As Oklahoma's Attorney General, Pruitt sued the federal EPA 14 times, challenging regulations from the Mercury and Air Toxics Standards (MATS) to the Cross State Air Pollution Rule and the Clean Power Plan.
In his confirmation hearing, Pruitt told lawmakers those court challenges did not indicate a belief that EPA should not regulate harmful pollutants like mercury or carbon, but that he disagrees agency's approach under the Obama administration. Asked by Sen. Dan Sullivan (R-AK) what his intent was in filing the lawsuits, Pruitt said they aimed “to restore the relationship and ensure the relationship that Congress intended with the states."
But Pruitt offered no plans for how his EPA would go about regulating pollutants under his banner of "cooperative federalism," leaving many Democrats skeptical that his agency would do more than simply cut EPA rules.

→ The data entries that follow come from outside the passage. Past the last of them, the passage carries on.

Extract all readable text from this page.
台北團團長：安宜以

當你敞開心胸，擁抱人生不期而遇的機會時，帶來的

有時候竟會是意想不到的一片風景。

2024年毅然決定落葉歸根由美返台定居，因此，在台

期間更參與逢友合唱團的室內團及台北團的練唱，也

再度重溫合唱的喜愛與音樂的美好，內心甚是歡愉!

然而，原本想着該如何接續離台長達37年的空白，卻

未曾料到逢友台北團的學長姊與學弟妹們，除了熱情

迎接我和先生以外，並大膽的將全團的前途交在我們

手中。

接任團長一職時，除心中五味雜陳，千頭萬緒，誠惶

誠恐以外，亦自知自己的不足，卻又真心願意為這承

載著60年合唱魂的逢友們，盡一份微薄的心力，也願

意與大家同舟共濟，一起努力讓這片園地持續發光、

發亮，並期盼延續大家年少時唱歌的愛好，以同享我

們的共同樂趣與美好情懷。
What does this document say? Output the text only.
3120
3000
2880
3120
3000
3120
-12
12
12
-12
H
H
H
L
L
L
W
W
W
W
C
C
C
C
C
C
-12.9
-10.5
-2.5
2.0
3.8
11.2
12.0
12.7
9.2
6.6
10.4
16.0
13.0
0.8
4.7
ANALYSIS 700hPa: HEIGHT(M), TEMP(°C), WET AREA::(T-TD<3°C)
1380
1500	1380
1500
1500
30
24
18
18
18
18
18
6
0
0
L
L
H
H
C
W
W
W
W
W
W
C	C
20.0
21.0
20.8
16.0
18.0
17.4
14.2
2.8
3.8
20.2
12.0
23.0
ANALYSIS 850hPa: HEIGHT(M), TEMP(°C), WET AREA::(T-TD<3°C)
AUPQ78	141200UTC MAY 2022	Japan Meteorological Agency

In a statement following the first day's boycott, Sen. Tom Carper (D-DE), the ranking minority member on the committee, said that Pruitt "has consistently misrepresented his environmental record and denied us the information we require to perform our duty to advise and consent."
Pruitt submitted answers to more than 1,200 lawmaker questions after his confirmation hearing, but Democrats said many of the answers were inadequate, including those regarding the nominee’s communications with outside groups during his time as AG.
In 2014, a New York Times investigation uncovered close communications between Pruitt’s and fossil fuel lobbyists, including an instance where his office copied an industry letter criticizing an federal methane rule and sent it to the EPA.
Pruitt and GOP members of the committee downplayed the issue, saying he was simply representing the interests of a key state industry. As the Republicans concluded the vote, Barrasso said complaints about Pruitt’s responses were "simply a smokescreen” as this was “the longest EPA nomination in history."
But Democrats said the findings were evidence of a regulatory approach prioritizes industry protections over addressing environmental issues like climate change.
Like Trump’s other energy nominees, Pruitt has broke with mainstream climate science, saying there is still “room for debate” over the causes. But in his hearing, the nominee called his personal opinion “immaterial” because the EPA has a legal obligation to regulate carbon under the Clean Air Act.
That obligation, however, is based on the EPA's 2009 endangerment finding, which holds that greenhouse gas pollution is a threat to public health and should be regulated. If the Trump administration views the science underlying that finding as illegitimate, it could seek to challenge it in court or push Congress to amend the underlying law.
Any court challenge would be an uphill battle, energy lawyers say, because Pruitt’s EPA would have to prove in court that GHGs are not a public health threat. But the nominee has shown appetite for the fight before, signing onto a legal challenge to the finding in 2012.
Though that suit was thrown out, the Trump EPA could have an advantage in future challenges due to judicial deference — the legal concept that courts should allow federal agencies wide leeway to make regulations, so long as they do not explicitly break the law.
The concept was one of the key points in the D.C. Circuit Court’s hearing on the Clean Power Plan last year, with a number of energy lawyers saying they expected the court to defer to EPA's authority on the plan.